Page 1 of 1
file_get_contents and UTF-8
Posted: Sun Apr 01, 2007 7:07 pm
by voltrader
When I pick up a page of yahoo.co.jp in UTF-8 using file_get_contents, it's somehow changed into charset=eucJP-win when it's echoed.
Code: Select all
$keyword=urlencode('日本');
$file="http://search.yahoo.co.jp/search?p=$keyword&ei=UTF-8&fr=top_v2&x=wrt";
$html=file_get_contents($file);
echo $html;
Not sure why this is!
Posted: Sun Apr 01, 2007 8:06 pm
by John Cartwright
Not the encoding guru around here, put perhaps
iconv() might help
Posted: Sun Apr 01, 2007 8:45 pm
by aaronhall
You have to tell the browser in what content-type you're data is encoded, or else it will guess.
Code: Select all
header('Content-Type: text/html; charset=UTF-8');
Posted: Mon Apr 02, 2007 12:24 am
by voltrader
Thanks. Before I try any charset conversion, I tried setting the header as aaron
hall suggested above:
Code: Select all
header('Content-Type: text/html; charset=UTF-8');
$keyword=urlencode('東京');
$file="http://search.yahoo.co.jp/search?p=$keyword&ei=UTF-8&fr=top_v2&x=wrt";
$html=file_get_contents($file);
echo $html;
But no dice.
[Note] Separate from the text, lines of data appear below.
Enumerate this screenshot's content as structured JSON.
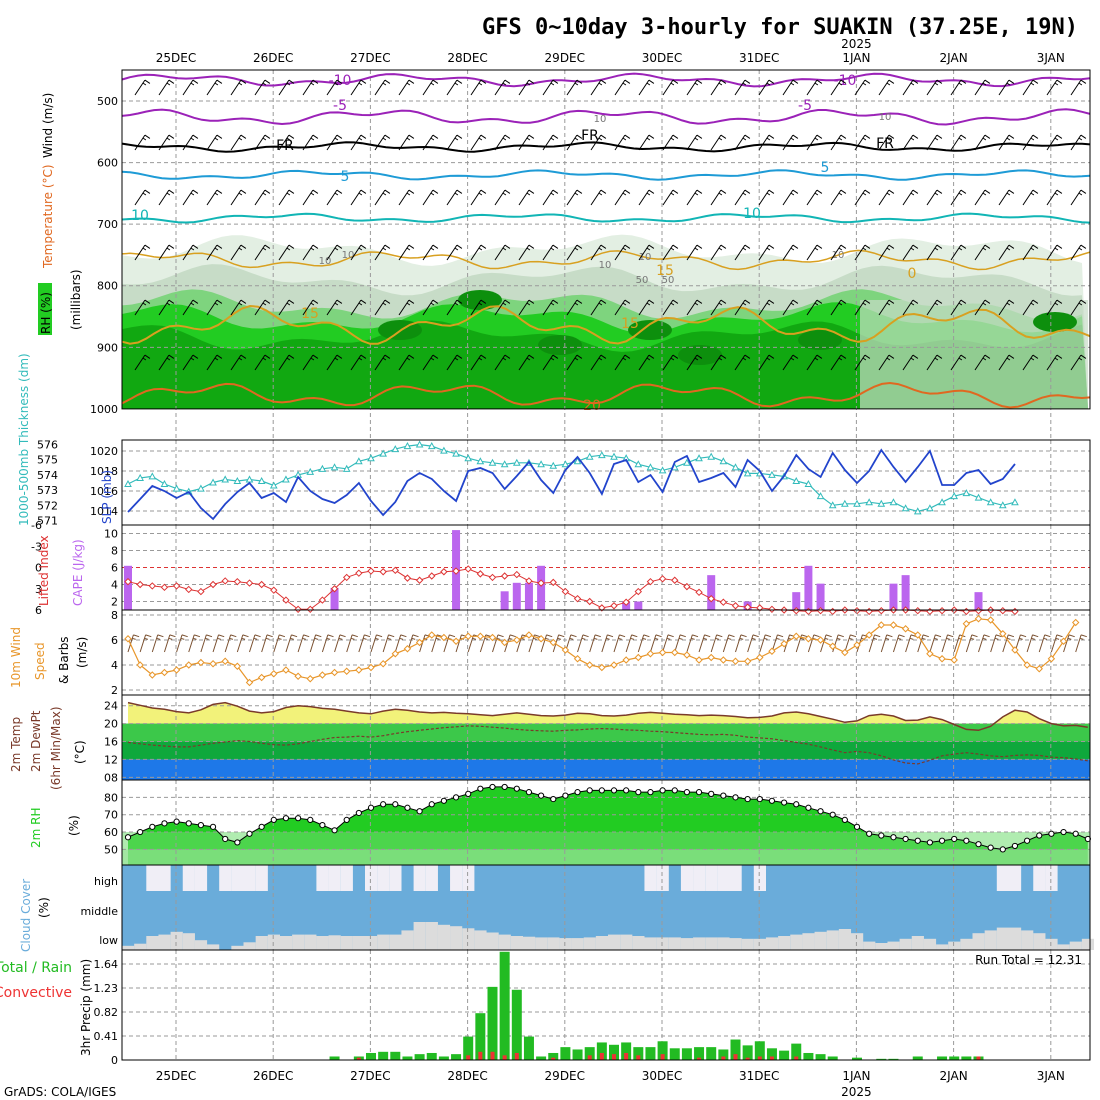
{
  "title": "GFS 0~10day 3-hourly for SUAKIN (37.25E, 19N)",
  "credit": "GrADS: COLA/IGES",
  "year_label": "2025",
  "dates": [
    "25DEC",
    "26DEC",
    "27DEC",
    "28DEC",
    "29DEC",
    "30DEC",
    "31DEC",
    "1JAN",
    "2JAN",
    "3JAN"
  ],
  "panel_labels": {
    "upper_rh": "RH (%)",
    "upper_temp": "Temperature (°C)",
    "upper_wind": "Wind (m/s)",
    "upper_units": "(millibars)",
    "thickness": "1000-500mb Thickness (dm)",
    "slp": "SLP (mb)",
    "lifted_index": "Lifted Index",
    "cape": "CAPE (J/kg)",
    "wind10m_a": "10m Wind",
    "wind10m_b": "Speed",
    "wind10m_c": "& Barbs",
    "wind10m_units": "(m/s)",
    "temp2m_a": "2m Temp",
    "temp2m_b": "2m DewPt",
    "temp2m_c": "(6hr Min/Max)",
    "temp2m_units": "(°C)",
    "rh2m": "2m RH",
    "rh2m_units": "(%)",
    "cloud": "Cloud Cover",
    "cloud_units": "(%)",
    "precip_a": "Total / Rain",
    "precip_b": "Convective",
    "precip_units": "3hr Precip (mm)"
  },
  "run_total_label": "Run Total = 12.31",
  "colors": {
    "rh_green": "#22cc22",
    "slp": "#2244cc",
    "thickness": "#33bbbb",
    "lifted": "#dd3333",
    "cape": "#bb66ee",
    "wind10m": "#e8962a",
    "cloud": "#6aacda",
    "precip_total": "#22bb22",
    "precip_conv": "#ee3333"
  },
  "chart_data": [
    {
      "type": "heatmap",
      "name": "upper-air cross section",
      "y_axis": {
        "ticks": [
          "500",
          "600",
          "700",
          "800",
          "900",
          "1000"
        ]
      },
      "contour_labels": {
        "wind": [
          "10",
          "5",
          "10",
          "5",
          "10"
        ],
        "temperature": [
          "-10",
          "-10",
          "-5",
          "-5",
          "FR",
          "FR",
          "FR",
          "5",
          "5",
          "10",
          "10",
          "15",
          "15",
          "15",
          "0",
          "20"
        ],
        "rh": [
          "10",
          "10",
          "10",
          "10",
          "10",
          "10",
          "10",
          "50",
          "50"
        ]
      }
    },
    {
      "type": "line",
      "name": "thickness and slp",
      "y_left": {
        "ticks": [
          "576",
          "575",
          "574",
          "573",
          "572",
          "571"
        ],
        "ylim": [
          570.7,
          576.3
        ]
      },
      "y_right": {
        "ticks": [
          "1020",
          "1018",
          "1016",
          "1014"
        ],
        "ylim": [
          1012.6,
          1021.1
        ]
      },
      "thickness": [
        573.4,
        573.8,
        573.9,
        573.4,
        573.1,
        572.9,
        573.1,
        573.5,
        573.7,
        573.6,
        573.7,
        573.6,
        573.3,
        573.7,
        574.0,
        574.2,
        574.4,
        574.5,
        574.4,
        574.9,
        575.1,
        575.4,
        575.7,
        575.9,
        576.0,
        575.9,
        575.6,
        575.4,
        575.1,
        574.9,
        574.8,
        574.7,
        574.8,
        574.8,
        574.7,
        574.6,
        574.7,
        574.9,
        575.2,
        575.3,
        575.2,
        575.1,
        574.7,
        574.5,
        574.3,
        574.5,
        574.8,
        575.1,
        575.2,
        574.9,
        574.5,
        574.1,
        574.1,
        574.0,
        573.9,
        573.6,
        573.4,
        572.6,
        572.0,
        572.1,
        572.1,
        572.2,
        572.1,
        572.2,
        571.8,
        571.6,
        571.8,
        572.2,
        572.6,
        572.8,
        572.5,
        572.2,
        572.0,
        572.2
      ],
      "slp": [
        1013.9,
        1015.2,
        1016.5,
        1016.0,
        1015.3,
        1015.9,
        1014.3,
        1013.2,
        1014.7,
        1015.9,
        1016.8,
        1015.3,
        1015.8,
        1014.9,
        1017.4,
        1016.0,
        1015.2,
        1014.8,
        1015.6,
        1016.8,
        1015.0,
        1013.6,
        1014.9,
        1017.0,
        1017.8,
        1017.2,
        1016.0,
        1015.0,
        1018.0,
        1018.3,
        1017.8,
        1016.2,
        1017.5,
        1018.9,
        1017.1,
        1015.8,
        1018.1,
        1019.4,
        1017.8,
        1015.7,
        1018.7,
        1019.1,
        1016.9,
        1017.6,
        1015.9,
        1018.9,
        1019.5,
        1016.9,
        1017.3,
        1017.8,
        1016.4,
        1019.1,
        1018.0,
        1016.0,
        1017.5,
        1019.6,
        1018.2,
        1017.4,
        1019.8,
        1018.1,
        1016.8,
        1018.0,
        1020.1,
        1018.4,
        1016.9,
        1018.4,
        1020.0,
        1016.6,
        1016.6,
        1017.8,
        1018.1,
        1016.7,
        1017.2,
        1018.7
      ]
    },
    {
      "type": "bar",
      "name": "lifted index and cape",
      "y_left": {
        "ticks": [
          "-6",
          "-3",
          "0",
          "3",
          "6"
        ],
        "ylim": [
          -6.0,
          6.0
        ]
      },
      "y_right": {
        "ticks": [
          "10",
          "8",
          "6",
          "4",
          "2"
        ],
        "ylim": [
          1,
          11
        ]
      },
      "lifted_index": [
        2.0,
        2.4,
        2.6,
        2.8,
        2.6,
        3.1,
        3.4,
        2.4,
        1.9,
        2.0,
        2.2,
        2.4,
        3.2,
        4.6,
        5.9,
        5.9,
        4.6,
        3.0,
        1.4,
        0.8,
        0.5,
        0.6,
        0.4,
        1.5,
        1.8,
        1.2,
        0.6,
        0.5,
        0.2,
        0.9,
        1.4,
        1.2,
        1.0,
        1.9,
        2.2,
        2.1,
        3.4,
        4.4,
        4.8,
        5.7,
        5.4,
        4.9,
        3.4,
        2.0,
        1.6,
        1.8,
        2.7,
        3.5,
        4.4,
        4.9,
        5.4,
        5.6,
        5.7,
        5.9,
        6.0,
        6.1,
        6.2,
        6.1,
        6.2,
        6.0,
        6.1,
        6.2,
        6.1,
        6.0,
        6.0,
        6.1,
        6.2,
        6.1,
        6.0,
        6.2,
        6.1,
        6.0,
        6.1,
        6.2
      ],
      "cape_bars": [
        {
          "index": 0,
          "value": 6.2
        },
        {
          "index": 17,
          "value": 3.6
        },
        {
          "index": 27,
          "value": 10.4
        },
        {
          "index": 31,
          "value": 3.2
        },
        {
          "index": 32,
          "value": 4.2
        },
        {
          "index": 33,
          "value": 4.2
        },
        {
          "index": 34,
          "value": 6.2
        },
        {
          "index": 41,
          "value": 2.0
        },
        {
          "index": 42,
          "value": 2.0
        },
        {
          "index": 48,
          "value": 5.1
        },
        {
          "index": 51,
          "value": 2.0
        },
        {
          "index": 55,
          "value": 3.1
        },
        {
          "index": 56,
          "value": 6.2
        },
        {
          "index": 57,
          "value": 4.1
        },
        {
          "index": 63,
          "value": 4.1
        },
        {
          "index": 64,
          "value": 5.1
        },
        {
          "index": 70,
          "value": 3.1
        }
      ]
    },
    {
      "type": "line",
      "name": "10m wind speed",
      "y_axis": {
        "ticks": [
          "8",
          "6",
          "4",
          "2"
        ],
        "ylim": [
          1.6,
          8.4
        ]
      },
      "values": [
        6.1,
        4.0,
        3.2,
        3.4,
        3.6,
        4.0,
        4.2,
        4.1,
        4.3,
        3.9,
        2.6,
        3.0,
        3.3,
        3.6,
        3.1,
        2.9,
        3.2,
        3.4,
        3.5,
        3.6,
        3.8,
        4.1,
        4.9,
        5.3,
        5.8,
        6.4,
        6.2,
        5.9,
        6.3,
        6.3,
        6.2,
        5.8,
        6.0,
        6.4,
        6.1,
        5.8,
        5.2,
        4.5,
        4.0,
        3.8,
        4.0,
        4.4,
        4.6,
        4.9,
        5.0,
        5.0,
        4.8,
        4.4,
        4.6,
        4.4,
        4.3,
        4.3,
        4.6,
        5.1,
        5.7,
        6.3,
        6.1,
        6.0,
        5.5,
        5.0,
        5.6,
        6.4,
        7.2,
        7.2,
        6.9,
        6.4,
        4.9,
        4.5,
        4.4,
        7.3,
        7.7,
        7.6,
        6.5,
        5.2,
        4.0,
        3.7,
        4.5,
        5.9,
        7.4
      ]
    },
    {
      "type": "area",
      "name": "2m temperature and dew point",
      "y_axis": {
        "ticks": [
          "24",
          "20",
          "16",
          "12",
          "08"
        ],
        "ylim": [
          7.4,
          26.4
        ]
      },
      "temperature": [
        24.7,
        24.1,
        23.5,
        23.2,
        22.7,
        22.4,
        23.1,
        24.3,
        24.7,
        23.9,
        22.8,
        22.4,
        22.7,
        23.6,
        24.0,
        23.8,
        23.4,
        23.2,
        22.8,
        22.4,
        22.2,
        22.8,
        23.2,
        23.0,
        22.6,
        22.4,
        22.5,
        22.3,
        22.2,
        22.0,
        21.8,
        22.1,
        22.4,
        22.1,
        21.8,
        21.7,
        21.9,
        22.3,
        22.2,
        21.8,
        21.7,
        21.9,
        22.3,
        22.5,
        22.3,
        22.1,
        22.0,
        21.8,
        21.9,
        21.8,
        21.6,
        21.3,
        21.4,
        21.7,
        22.4,
        22.6,
        22.2,
        21.6,
        21.0,
        20.3,
        20.6,
        21.8,
        22.1,
        21.7,
        20.7,
        20.8,
        21.5,
        20.9,
        19.8,
        18.7,
        18.5,
        19.4,
        21.5,
        23.0,
        22.6,
        21.1,
        20.0,
        19.5,
        19.6,
        19.2
      ],
      "dewpoint": [
        15.8,
        15.5,
        15.2,
        15.0,
        14.8,
        14.8,
        15.2,
        15.6,
        15.9,
        16.2,
        16.0,
        15.6,
        15.3,
        15.2,
        15.5,
        16.0,
        16.5,
        16.9,
        17.0,
        17.2,
        17.0,
        17.3,
        17.8,
        18.2,
        18.5,
        18.8,
        19.1,
        19.3,
        19.5,
        19.4,
        19.2,
        19.0,
        18.7,
        18.5,
        18.4,
        18.3,
        18.5,
        18.6,
        18.8,
        18.9,
        18.8,
        18.6,
        18.5,
        18.3,
        18.2,
        18.0,
        17.8,
        17.6,
        17.5,
        17.6,
        17.4,
        17.0,
        16.8,
        16.6,
        16.2,
        15.8,
        15.4,
        14.8,
        14.1,
        13.5,
        13.8,
        13.5,
        12.8,
        11.9,
        11.2,
        11.0,
        11.8,
        12.8,
        13.2,
        13.5,
        13.2,
        12.8,
        12.6,
        12.9,
        13.0,
        12.9,
        12.5,
        12.4,
        12.1,
        11.7
      ]
    },
    {
      "type": "area",
      "name": "2m relative humidity",
      "y_axis": {
        "ticks": [
          "80",
          "70",
          "60",
          "50"
        ],
        "ylim": [
          41,
          90
        ]
      },
      "values": [
        57,
        60,
        63,
        65,
        66,
        65,
        64,
        63,
        56,
        54,
        59,
        63,
        67,
        68,
        68,
        67,
        64,
        61,
        67,
        71,
        74,
        76,
        76,
        74,
        72,
        76,
        78,
        80,
        82,
        85,
        86,
        86,
        85,
        83,
        81,
        79,
        81,
        83,
        84,
        84,
        84,
        84,
        83,
        83,
        84,
        84,
        83,
        83,
        82,
        81,
        80,
        79,
        79,
        78,
        77,
        76,
        74,
        72,
        70,
        67,
        63,
        59,
        58,
        57,
        56,
        55,
        54,
        55,
        56,
        55,
        53,
        51,
        50,
        52,
        55,
        58,
        59,
        60,
        59,
        56
      ]
    },
    {
      "type": "area",
      "name": "cloud cover",
      "y_axis": {
        "ticks": [
          "high",
          "middle",
          "low"
        ]
      },
      "low": [
        6,
        9,
        20,
        22,
        26,
        24,
        14,
        8,
        0,
        6,
        11,
        20,
        22,
        20,
        22,
        22,
        20,
        21,
        20,
        20,
        20,
        22,
        22,
        28,
        40,
        40,
        36,
        34,
        31,
        28,
        25,
        22,
        20,
        19,
        18,
        18,
        17,
        17,
        18,
        20,
        22,
        22,
        20,
        18,
        18,
        18,
        17,
        18,
        18,
        18,
        17,
        16,
        16,
        18,
        20,
        22,
        24,
        26,
        28,
        30,
        24,
        12,
        10,
        12,
        16,
        20,
        16,
        8,
        12,
        16,
        24,
        28,
        32,
        32,
        28,
        24,
        16,
        8,
        12,
        16
      ],
      "high_gaps": [
        2,
        3,
        5,
        6,
        8,
        9,
        10,
        11,
        16,
        17,
        18,
        20,
        21,
        22,
        24,
        25,
        27,
        28,
        43,
        44,
        46,
        47,
        48,
        49,
        50,
        52,
        72,
        73,
        75,
        76
      ]
    },
    {
      "type": "bar",
      "name": "3hr precipitation",
      "y_axis": {
        "ticks": [
          "1.64",
          "1.23",
          "0.82",
          "0.41",
          "0"
        ],
        "ylim": [
          0,
          1.88
        ]
      },
      "total": [
        0,
        0,
        0,
        0,
        0,
        0,
        0,
        0,
        0,
        0,
        0,
        0,
        0,
        0,
        0,
        0,
        0,
        0.06,
        0,
        0.06,
        0.12,
        0.14,
        0.14,
        0.06,
        0.1,
        0.12,
        0.06,
        0.1,
        0.4,
        0.8,
        1.25,
        1.85,
        1.2,
        0.4,
        0.06,
        0.12,
        0.22,
        0.18,
        0.22,
        0.3,
        0.26,
        0.3,
        0.22,
        0.22,
        0.32,
        0.2,
        0.2,
        0.22,
        0.22,
        0.18,
        0.35,
        0.25,
        0.32,
        0.2,
        0.16,
        0.28,
        0.12,
        0.1,
        0.06,
        0,
        0.04,
        0,
        0.02,
        0.02,
        0,
        0.06,
        0,
        0.06,
        0.06,
        0.06,
        0.06,
        0,
        0,
        0,
        0,
        0,
        0,
        0,
        0,
        0
      ],
      "convective": [
        0,
        0,
        0,
        0,
        0,
        0,
        0,
        0,
        0,
        0,
        0,
        0,
        0,
        0,
        0,
        0,
        0,
        0,
        0,
        0.04,
        0,
        0,
        0,
        0,
        0,
        0,
        0,
        0,
        0.08,
        0.14,
        0.14,
        0.08,
        0.12,
        0,
        0,
        0.04,
        0,
        0,
        0.08,
        0.12,
        0.1,
        0.12,
        0.08,
        0,
        0.1,
        0,
        0,
        0.04,
        0,
        0.06,
        0.1,
        0.04,
        0.06,
        0.06,
        0,
        0.06,
        0,
        0,
        0,
        0,
        0,
        0,
        0,
        0,
        0,
        0,
        0,
        0,
        0,
        0,
        0.06,
        0,
        0,
        0,
        0,
        0,
        0,
        0,
        0,
        0
      ]
    }
  ]
}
Somehow the page is output as charset=eucJP-win even though
http://search.yahoo.co.jp/search?p=%C5% ... p_v2&x=wrt is in UTF-8

Posted: Mon Apr 02, 2007 1:37 am
by dibyendrah
Sometimes, you have to put extra meta tag to tell browser that the encoding is UTF-8 even though you have added
Code: Select all
<?php header('Content-Type: text/html; charset=utf-8'); ?>
So putting the following statement may help :
Code: Select all
<meta http-equiv="Content-Type" content="text/html; charset=utf-8" />
Posted: Mon Apr 02, 2007 1:51 am
by dibyendrah
Okay here it goes the modified script which works for me :
Code: Select all
<?php
header('Content-Type: text/html; charset=euc-jp');
$keyword=urlencode('東京');
$file="http://search.yahoo.co.jp/search?p=$keyword&ei=UTF-8&fr=top_v2&x=wrt";
$html=file_get_contents($file);
?><html>
<head>
<meta http-equiv="Content-Type" content="text/html; charset=euc-jp">
</head>
<body>
<?php echo $html; ?>
</body>
</html>
Posted: Thu May 10, 2007 3:55 pm
by voltrader
Ah, thank you for that. I will give it a try.